Aus der Perspektive des Weltkonzerns unterstrich Walter Oppermann, dass sich Investitionen in Nachhaltigkeit immer betriebswirtschaftlich rechnen müssten, damit sie für Unternehmen interessant sind. Wirtschaftlichkeit stelle sich aber aus der Perspektive eines börsennotierten Unternehmens anders da als etwa für Privatpersonen. So müsse sich in der Volkswagen-AG jede Investition nach 18 Monaten rechnen. Unter diesen Bedingungen seien nicht einmal die subventionierten Solarpaneele rentabel. Zweitens brauche es Leadership für Nachhaltigkeit an der Unternehmensspitze. Drittens müsse im ganzen Unternehmen die Einsicht wachsen, dass Investitionen sich lohnen und auch für die Umwelt, das Gemeinwohl, gut sind. „Zwangsmaßnahmen der Politik“ in Form verschärfter Umweltauflagen und ordnungspolitischer Regulatorik seien tendenziell nicht effektiv oder würden unerwünschte Konsequenzen haben.

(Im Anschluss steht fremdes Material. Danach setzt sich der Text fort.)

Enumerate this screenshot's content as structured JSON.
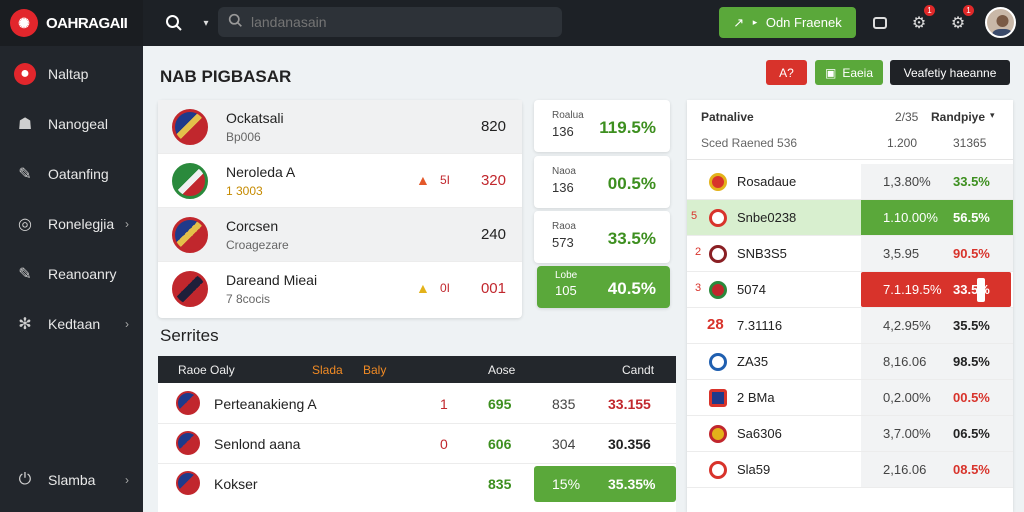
{
  "brand": {
    "name": "OAHRAGAII"
  },
  "search": {
    "placeholder": "landanasain"
  },
  "header": {
    "cta_label": "Odn Fraenek",
    "notif_count_1": "1",
    "notif_count_2": "1"
  },
  "sidebar": {
    "items": [
      {
        "label": "Naltap"
      },
      {
        "label": "Nanogeal"
      },
      {
        "label": "Oatanfing"
      },
      {
        "label": "Ronelegjia"
      },
      {
        "label": "Reanoanry"
      },
      {
        "label": "Kedtaan"
      }
    ],
    "footer": {
      "label": "Slamba"
    }
  },
  "page": {
    "title": "NAB PIGBASAR",
    "actions": {
      "a1": "A?",
      "a2": "Eaeia",
      "a3": "Veafetiy haeanne"
    }
  },
  "matches": [
    {
      "name": "Ockatsali",
      "sub": "Bp006",
      "mid": "",
      "mid2": "",
      "value": "820"
    },
    {
      "name": "Neroleda A",
      "sub": "1 3003",
      "mid": "",
      "mid2": "5I",
      "value": "320"
    },
    {
      "name": "Corcsen",
      "sub": "Croagezare",
      "mid": "",
      "mid2": "",
      "value": "240"
    },
    {
      "name": "Dareand Mieai",
      "sub": "7 8cocis",
      "mid": "",
      "mid2": "0I",
      "value": "001"
    }
  ],
  "odds": [
    {
      "l1": "Roalua",
      "l2": "136",
      "pct": "119.5%"
    },
    {
      "l1": "Naoa",
      "l2": "136",
      "pct": "00.5%"
    },
    {
      "l1": "Raoa",
      "l2": "573",
      "pct": "33.5%"
    },
    {
      "l1": "Lobe",
      "l2": "105",
      "pct": "40.5%"
    }
  ],
  "series": {
    "title": "Serrites",
    "head": {
      "c1": "Raoe Oaly",
      "c2": "Slada",
      "c3": "Baly",
      "c4": "Aose",
      "c5": "Candt"
    },
    "rows": [
      {
        "name": "Perteanakieng A",
        "a": "1",
        "b": "695",
        "c": "835",
        "d": "33.155"
      },
      {
        "name": "Senlond aana",
        "a": "0",
        "b": "606",
        "c": "304",
        "d": "30.356"
      },
      {
        "name": "Kokser",
        "a": "",
        "b": "835",
        "c": "15%",
        "d": "35.35%"
      }
    ]
  },
  "ranking": {
    "head": {
      "title": "Patnalive",
      "sub": "Sced Raened 536",
      "c1": "2/35",
      "c1b": "1.200",
      "c2": "Randpiye",
      "c2b": "31365"
    },
    "rows": [
      {
        "n": "",
        "name": "Rosadaue",
        "v1": "1,3.80%",
        "v2": "33.5%"
      },
      {
        "n": "5",
        "name": "Snbe0238",
        "v1": "1.10.00%",
        "v2": "56.5%"
      },
      {
        "n": "2",
        "name": "SNB3S5",
        "v1": "3,5.95",
        "v2": "90.5%"
      },
      {
        "n": "3",
        "name": "5074",
        "v1": "7.1.19.5%",
        "v2": "33.5%"
      },
      {
        "n": "28",
        "name": "7.31116",
        "v1": "4,2.95%",
        "v2": "35.5%"
      },
      {
        "n": "",
        "name": "ZA35",
        "v1": "8,16.06",
        "v2": "98.5%"
      },
      {
        "n": "",
        "name": "2 BMa",
        "v1": "0,2.00%",
        "v2": "00.5%"
      },
      {
        "n": "",
        "name": "Sa6306",
        "v1": "3,7.00%",
        "v2": "06.5%"
      },
      {
        "n": "",
        "name": "Sla59",
        "v1": "2,16.06",
        "v2": "08.5%"
      }
    ]
  }
}
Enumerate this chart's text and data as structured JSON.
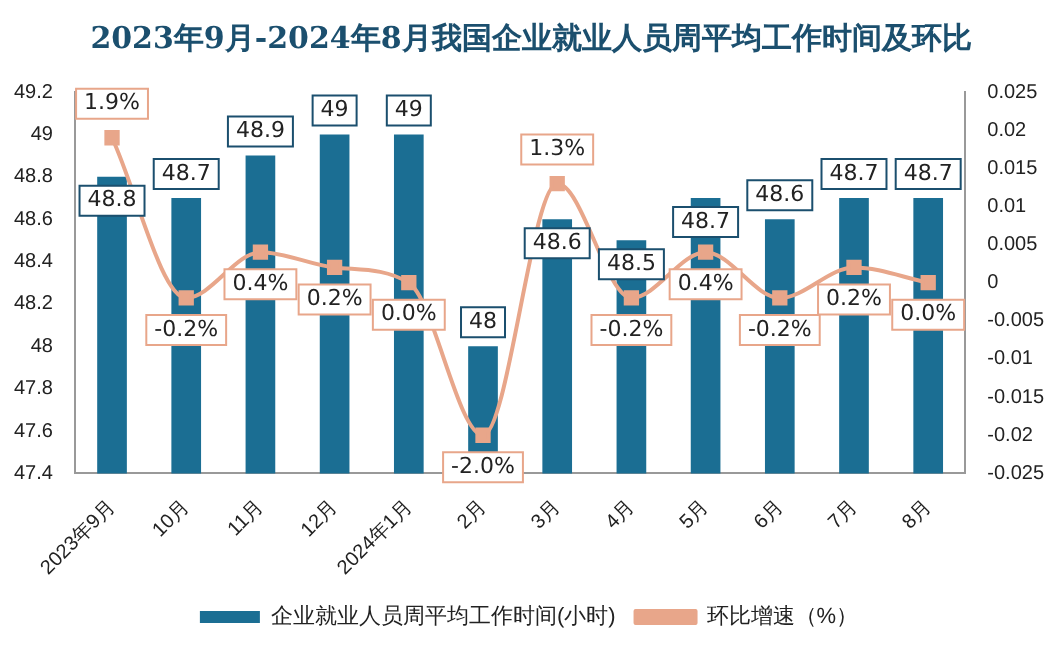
{
  "chart_data": {
    "type": "bar",
    "title": "2023年9月-2024年8月我国企业就业人员周平均工作时间及环比",
    "categories": [
      "2023年9月",
      "10月",
      "11月",
      "12月",
      "2024年1月",
      "2月",
      "3月",
      "4月",
      "5月",
      "6月",
      "7月",
      "8月"
    ],
    "series": [
      {
        "name": "企业就业人员周平均工作时间(小时)",
        "color": "#1b6e93",
        "values": [
          48.8,
          48.7,
          48.9,
          49,
          49,
          48,
          48.6,
          48.5,
          48.7,
          48.6,
          48.7,
          48.7
        ],
        "value_labels": [
          "48.8",
          "48.7",
          "48.9",
          "49",
          "49",
          "48",
          "48.6",
          "48.5",
          "48.7",
          "48.6",
          "48.7",
          "48.7"
        ]
      },
      {
        "name": "环比增速（%）",
        "type": "line",
        "axis": "y2",
        "color": "#e8a68a",
        "values": [
          0.019,
          -0.002,
          0.004,
          0.002,
          0,
          -0.02,
          0.013,
          -0.002,
          0.004,
          -0.002,
          0.002,
          0
        ],
        "value_labels": [
          "1.9%",
          "-0.2%",
          "0.4%",
          "0.2%",
          "0.0%",
          "-2.0%",
          "1.3%",
          "-0.2%",
          "0.4%",
          "-0.2%",
          "0.2%",
          "0.0%"
        ]
      }
    ],
    "ylim": [
      47.4,
      49.2
    ],
    "yticks": [
      47.4,
      47.6,
      47.8,
      48,
      48.2,
      48.4,
      48.6,
      48.8,
      49,
      49.2
    ],
    "y2lim": [
      -0.025,
      0.025
    ],
    "y2ticks": [
      -0.025,
      -0.02,
      -0.015,
      -0.01,
      -0.005,
      0,
      0.005,
      0.01,
      0.015,
      0.02,
      0.025
    ],
    "grid": false,
    "legend": "bottom",
    "marker": "square"
  }
}
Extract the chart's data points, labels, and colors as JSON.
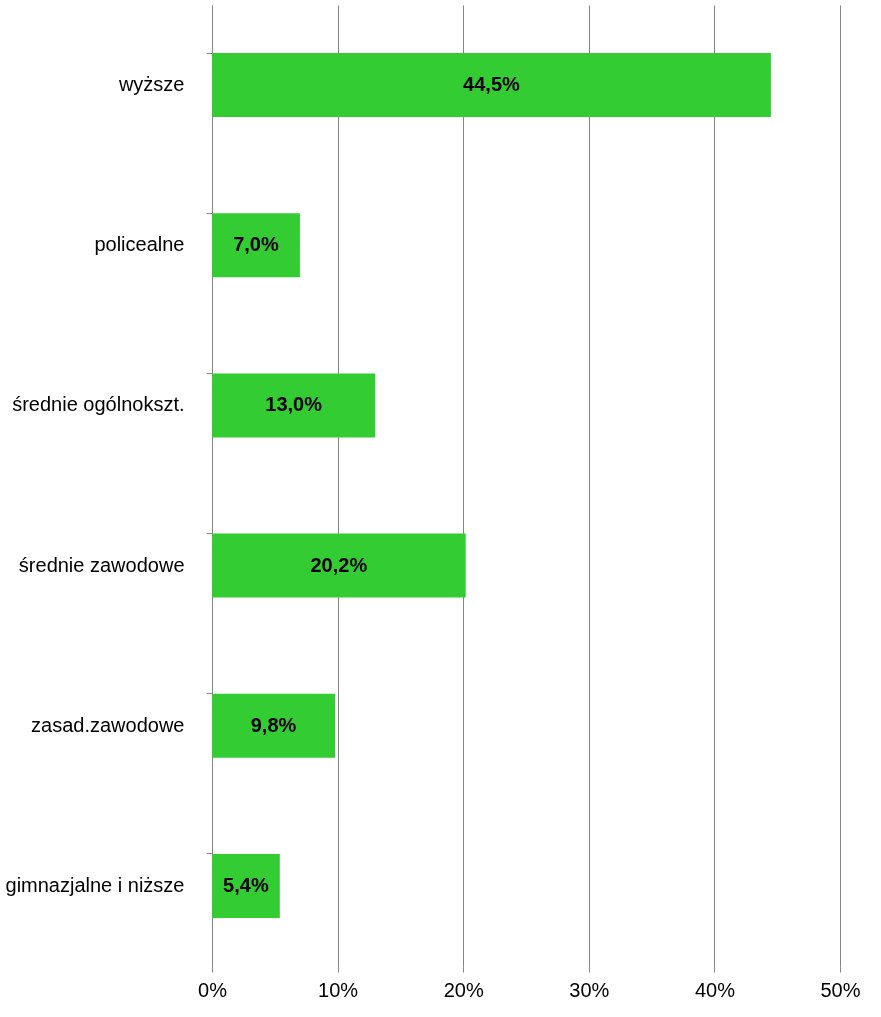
{
  "chart_data": {
    "type": "bar",
    "orientation": "horizontal",
    "categories": [
      "wyższe",
      "policealne",
      "średnie ogólnokszt.",
      "średnie zawodowe",
      "zasad.zawodowe",
      "gimnazjalne i niższe"
    ],
    "values": [
      44.5,
      7.0,
      13.0,
      20.2,
      9.8,
      5.4
    ],
    "value_labels": [
      "44,5%",
      "7,0%",
      "13,0%",
      "20,2%",
      "9,8%",
      "5,4%"
    ],
    "color": "#33cc33",
    "xlim": [
      0,
      50
    ],
    "xticks": [
      {
        "value": 0,
        "label": "0%"
      },
      {
        "value": 10,
        "label": "10%"
      },
      {
        "value": 20,
        "label": "20%"
      },
      {
        "value": 30,
        "label": "30%"
      },
      {
        "value": 40,
        "label": "40%"
      },
      {
        "value": 50,
        "label": "50%"
      }
    ],
    "grid": "x"
  }
}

Pop hielt top-down beschlossene Zwangsmaßnahmen auch für kontraproduktiv, sie habe mehr Sympathien für Gesetzesinitiativen die bottom-up entstehen, wie das Berliner Klimaschutzgesetz. Das Berliner Klimaschutzgesetz war 2009 von Umwelt-, Mieter,- und Unternehmensverbänden erarbeitet worden, dann aber von der Landesregierung auf Eis gelegt worden: „Das ist jetzt praktisch tot und Berlin hat eine Chance verpasst“, bedauerte Pop. Land und Kommunen sollten Ecosmart Urban Economy mit finanziellen Anreizen helfen, nach dem Motto: die „Guten“ belohnen, die „Bösen“ sanktionieren. Darüber hinaus gebe es verwaltungstechnische Möglichkeiten wie ökologischere Vorgaben in Ausschreibungstexten, die konsequenter und konkreter angewendet werden sollten, um Ecosmart Urban Economy zu stärken.
Neben der politisch-systemischen Sicht auf Ecosmart Urban Economy wurde auch auf kulturelle und individuelle Voraussetzungen zum Gedeihen der Ecosmart Urban Economy hingewiesen. Jan Michael Hess appellierte an Ecological Entrepreneuership in der Gründerszene und generell in der Wirtschaft. Gerade deutsche Unternehmen trügen qua ihrer gebündelten Wirtschaftsstärke in Europa die Pflicht, ökologisch-innovativ voran zu gehen. Hess plädierte dafür, Erfolgsgeschichten der Grünen Wirtschaft zu erzählen, ein begeisterndes Narrativ aufzubauen.